When I first heard of the fediverse without understanding the architecture I envisioned something like torrent networks, where the larger the network the stronger the network. After learning more I’m not sure that’s the case yet. Hopefully that is the endgame.
I would want to be in a place where I could enrich an existing community by self-hosting and synching content of that community and offering my small chunk of bandwidth to that community. I realize there is no community synching between instances, but I feel that’s where it should be to prevent corporate control of communities in the future.
You can read the ActivityPub protocol… I don’t think it will become like bittorrent, as there peer-to-peer concept doesn’t seem to exist in the spec.
Having said that, while we are running into implementation limitations on the larger instances, the problems are being tackled. A couple of us are chatting on
!lemmyperformance@lemmy.ml
and!lemmyfederation@lemmy.ml
to see if we can come up with good ideas to present to the devs to help Lemmy scale. You’re most certainly welcome to join in on the fun!

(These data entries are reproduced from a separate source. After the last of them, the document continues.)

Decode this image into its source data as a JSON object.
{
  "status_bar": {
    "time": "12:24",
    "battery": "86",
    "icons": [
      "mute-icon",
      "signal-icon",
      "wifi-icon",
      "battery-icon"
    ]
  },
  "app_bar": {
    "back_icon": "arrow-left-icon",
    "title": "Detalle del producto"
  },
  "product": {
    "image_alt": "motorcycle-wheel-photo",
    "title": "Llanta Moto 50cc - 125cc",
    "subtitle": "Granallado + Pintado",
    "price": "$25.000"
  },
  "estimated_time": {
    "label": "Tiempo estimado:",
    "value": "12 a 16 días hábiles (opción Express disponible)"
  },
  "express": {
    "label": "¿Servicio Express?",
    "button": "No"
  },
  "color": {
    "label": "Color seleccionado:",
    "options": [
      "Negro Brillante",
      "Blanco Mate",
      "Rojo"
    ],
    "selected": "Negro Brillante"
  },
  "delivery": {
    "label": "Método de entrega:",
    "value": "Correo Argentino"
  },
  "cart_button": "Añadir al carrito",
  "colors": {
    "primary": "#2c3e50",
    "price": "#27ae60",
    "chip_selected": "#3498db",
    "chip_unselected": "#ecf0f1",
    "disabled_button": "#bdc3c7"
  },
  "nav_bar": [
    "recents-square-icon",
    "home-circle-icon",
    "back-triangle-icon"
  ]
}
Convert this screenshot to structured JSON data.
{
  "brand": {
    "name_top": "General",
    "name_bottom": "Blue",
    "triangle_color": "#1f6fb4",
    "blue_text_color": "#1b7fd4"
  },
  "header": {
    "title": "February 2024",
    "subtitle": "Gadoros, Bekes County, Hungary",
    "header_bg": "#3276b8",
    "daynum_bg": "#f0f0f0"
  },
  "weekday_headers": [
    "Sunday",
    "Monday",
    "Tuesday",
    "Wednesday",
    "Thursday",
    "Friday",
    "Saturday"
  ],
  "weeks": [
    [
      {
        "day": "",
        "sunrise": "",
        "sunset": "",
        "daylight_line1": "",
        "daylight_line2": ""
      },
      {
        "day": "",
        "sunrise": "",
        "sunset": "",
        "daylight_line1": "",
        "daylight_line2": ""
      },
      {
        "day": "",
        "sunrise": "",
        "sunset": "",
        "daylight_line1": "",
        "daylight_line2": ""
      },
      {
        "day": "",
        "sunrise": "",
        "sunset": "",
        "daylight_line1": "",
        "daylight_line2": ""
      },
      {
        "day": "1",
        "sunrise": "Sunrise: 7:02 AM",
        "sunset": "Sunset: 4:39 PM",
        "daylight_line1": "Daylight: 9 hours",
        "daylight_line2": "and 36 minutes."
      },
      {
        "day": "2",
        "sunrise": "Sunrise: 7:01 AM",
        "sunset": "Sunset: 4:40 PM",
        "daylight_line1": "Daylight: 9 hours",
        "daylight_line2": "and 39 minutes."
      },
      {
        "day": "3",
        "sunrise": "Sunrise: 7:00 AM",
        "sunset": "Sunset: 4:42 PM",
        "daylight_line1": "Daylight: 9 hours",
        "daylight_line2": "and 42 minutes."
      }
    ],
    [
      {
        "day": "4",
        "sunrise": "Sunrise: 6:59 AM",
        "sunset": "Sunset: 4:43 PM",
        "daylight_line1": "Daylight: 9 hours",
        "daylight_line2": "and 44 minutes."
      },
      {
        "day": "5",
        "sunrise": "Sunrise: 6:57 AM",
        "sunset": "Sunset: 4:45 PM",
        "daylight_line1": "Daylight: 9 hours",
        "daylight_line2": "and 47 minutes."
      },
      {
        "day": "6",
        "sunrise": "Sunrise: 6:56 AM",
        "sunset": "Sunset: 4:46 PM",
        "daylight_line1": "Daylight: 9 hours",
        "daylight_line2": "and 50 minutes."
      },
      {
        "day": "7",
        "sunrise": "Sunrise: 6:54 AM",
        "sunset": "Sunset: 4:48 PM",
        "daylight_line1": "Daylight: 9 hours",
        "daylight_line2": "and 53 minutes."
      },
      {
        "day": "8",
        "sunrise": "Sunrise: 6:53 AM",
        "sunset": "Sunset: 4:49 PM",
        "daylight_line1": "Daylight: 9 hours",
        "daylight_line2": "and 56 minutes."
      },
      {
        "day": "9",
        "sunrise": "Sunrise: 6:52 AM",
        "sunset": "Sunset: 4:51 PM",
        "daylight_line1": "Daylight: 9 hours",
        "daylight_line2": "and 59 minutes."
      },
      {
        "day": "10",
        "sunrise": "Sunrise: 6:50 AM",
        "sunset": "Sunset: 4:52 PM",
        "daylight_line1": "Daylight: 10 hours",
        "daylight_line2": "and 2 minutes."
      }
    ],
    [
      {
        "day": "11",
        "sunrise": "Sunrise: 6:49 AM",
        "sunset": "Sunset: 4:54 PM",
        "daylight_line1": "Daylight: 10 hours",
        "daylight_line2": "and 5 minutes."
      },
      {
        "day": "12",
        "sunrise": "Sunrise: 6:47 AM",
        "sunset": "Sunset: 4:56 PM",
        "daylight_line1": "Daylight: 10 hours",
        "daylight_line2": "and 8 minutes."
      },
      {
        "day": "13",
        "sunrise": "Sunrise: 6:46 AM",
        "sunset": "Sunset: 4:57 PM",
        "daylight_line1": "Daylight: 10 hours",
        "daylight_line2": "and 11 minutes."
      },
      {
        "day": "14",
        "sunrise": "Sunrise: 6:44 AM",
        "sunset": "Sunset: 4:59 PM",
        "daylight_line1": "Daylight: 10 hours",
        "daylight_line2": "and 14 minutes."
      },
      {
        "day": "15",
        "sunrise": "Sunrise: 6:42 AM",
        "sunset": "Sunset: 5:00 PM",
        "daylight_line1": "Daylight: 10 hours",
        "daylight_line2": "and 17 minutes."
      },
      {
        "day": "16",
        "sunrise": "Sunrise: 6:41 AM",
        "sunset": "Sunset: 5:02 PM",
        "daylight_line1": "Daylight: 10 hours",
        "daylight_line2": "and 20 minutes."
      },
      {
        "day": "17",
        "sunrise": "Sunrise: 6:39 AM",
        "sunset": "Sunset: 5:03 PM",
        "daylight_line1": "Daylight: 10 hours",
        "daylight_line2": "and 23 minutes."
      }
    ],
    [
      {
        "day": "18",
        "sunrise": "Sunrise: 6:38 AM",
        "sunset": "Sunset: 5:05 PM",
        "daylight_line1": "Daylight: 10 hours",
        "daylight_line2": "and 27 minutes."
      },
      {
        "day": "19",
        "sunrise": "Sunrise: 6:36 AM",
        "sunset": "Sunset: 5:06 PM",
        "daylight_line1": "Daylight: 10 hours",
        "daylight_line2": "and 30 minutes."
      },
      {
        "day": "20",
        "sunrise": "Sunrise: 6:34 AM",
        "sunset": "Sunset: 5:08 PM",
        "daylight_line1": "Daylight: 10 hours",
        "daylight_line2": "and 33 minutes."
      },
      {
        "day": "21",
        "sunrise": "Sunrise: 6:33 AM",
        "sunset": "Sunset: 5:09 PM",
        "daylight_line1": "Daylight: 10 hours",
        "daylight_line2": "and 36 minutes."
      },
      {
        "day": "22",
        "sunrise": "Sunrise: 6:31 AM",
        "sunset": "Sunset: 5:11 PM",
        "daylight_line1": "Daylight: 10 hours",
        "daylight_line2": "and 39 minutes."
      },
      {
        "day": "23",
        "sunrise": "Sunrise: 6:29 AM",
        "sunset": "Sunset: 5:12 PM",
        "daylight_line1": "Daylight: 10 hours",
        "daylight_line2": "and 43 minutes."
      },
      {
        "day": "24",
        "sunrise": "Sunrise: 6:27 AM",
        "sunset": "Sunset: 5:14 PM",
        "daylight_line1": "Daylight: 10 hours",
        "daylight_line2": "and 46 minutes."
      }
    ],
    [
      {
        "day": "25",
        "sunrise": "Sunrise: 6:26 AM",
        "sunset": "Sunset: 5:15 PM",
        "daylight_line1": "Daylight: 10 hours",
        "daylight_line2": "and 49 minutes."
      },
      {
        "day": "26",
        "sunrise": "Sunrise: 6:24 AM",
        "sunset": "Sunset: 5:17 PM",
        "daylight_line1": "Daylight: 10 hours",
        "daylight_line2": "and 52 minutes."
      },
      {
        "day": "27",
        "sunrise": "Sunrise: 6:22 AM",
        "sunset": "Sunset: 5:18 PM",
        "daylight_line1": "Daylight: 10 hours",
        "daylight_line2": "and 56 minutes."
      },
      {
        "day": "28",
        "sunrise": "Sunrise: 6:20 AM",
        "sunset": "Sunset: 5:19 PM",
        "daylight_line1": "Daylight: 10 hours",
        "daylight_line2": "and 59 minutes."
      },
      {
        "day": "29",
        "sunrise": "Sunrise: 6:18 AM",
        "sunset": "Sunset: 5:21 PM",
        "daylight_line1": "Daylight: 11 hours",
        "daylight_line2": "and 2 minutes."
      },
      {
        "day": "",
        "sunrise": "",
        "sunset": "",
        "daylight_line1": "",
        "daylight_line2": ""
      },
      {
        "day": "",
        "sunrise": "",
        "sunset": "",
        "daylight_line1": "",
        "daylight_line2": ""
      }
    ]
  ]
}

It’s something I’ve considered as personal self-hoster. Technically, keeping my instance updated is incurring more traffic on the end server than I ever would individually.
It’s got me thinking about opening up my instance to maybe a few hundred people to make the extra load on the other servers worth their while.
If it is a single-user instance and always going to be, then yes what you have heard might be true. But again that is not a lot of load to begin with, and if your instance ends up with more users I don’t see how it can put more load on other servers than if all those users are on “other servers” directly.
That’s a good question. Every federated action (post, comment, votes) is transmitted to every subscribed server in real time. Computers are really fast, and should be able to handle thousands of federated actions every second. I don’t think we have a good idea on what number of servers are too many.
Tbh to me it just feels like we are in the early stages of a huge boom of users. I’d assume in a few months most of these growing pain issues will be gone. IF anything, maybe wait until the load balancing is settled and make your instance (but no issues if you want to help stress test the system).
Having all the servers you want content from pushing duplicate data out just for you would increase load. You as a single user on an instance that already receives that data is a significantly smaller footprint. Only people truly interested in running a public instance and all the associated work that comes with it should really spin up instances. Contributing monetarily to your favorite instance would be much more sustainable.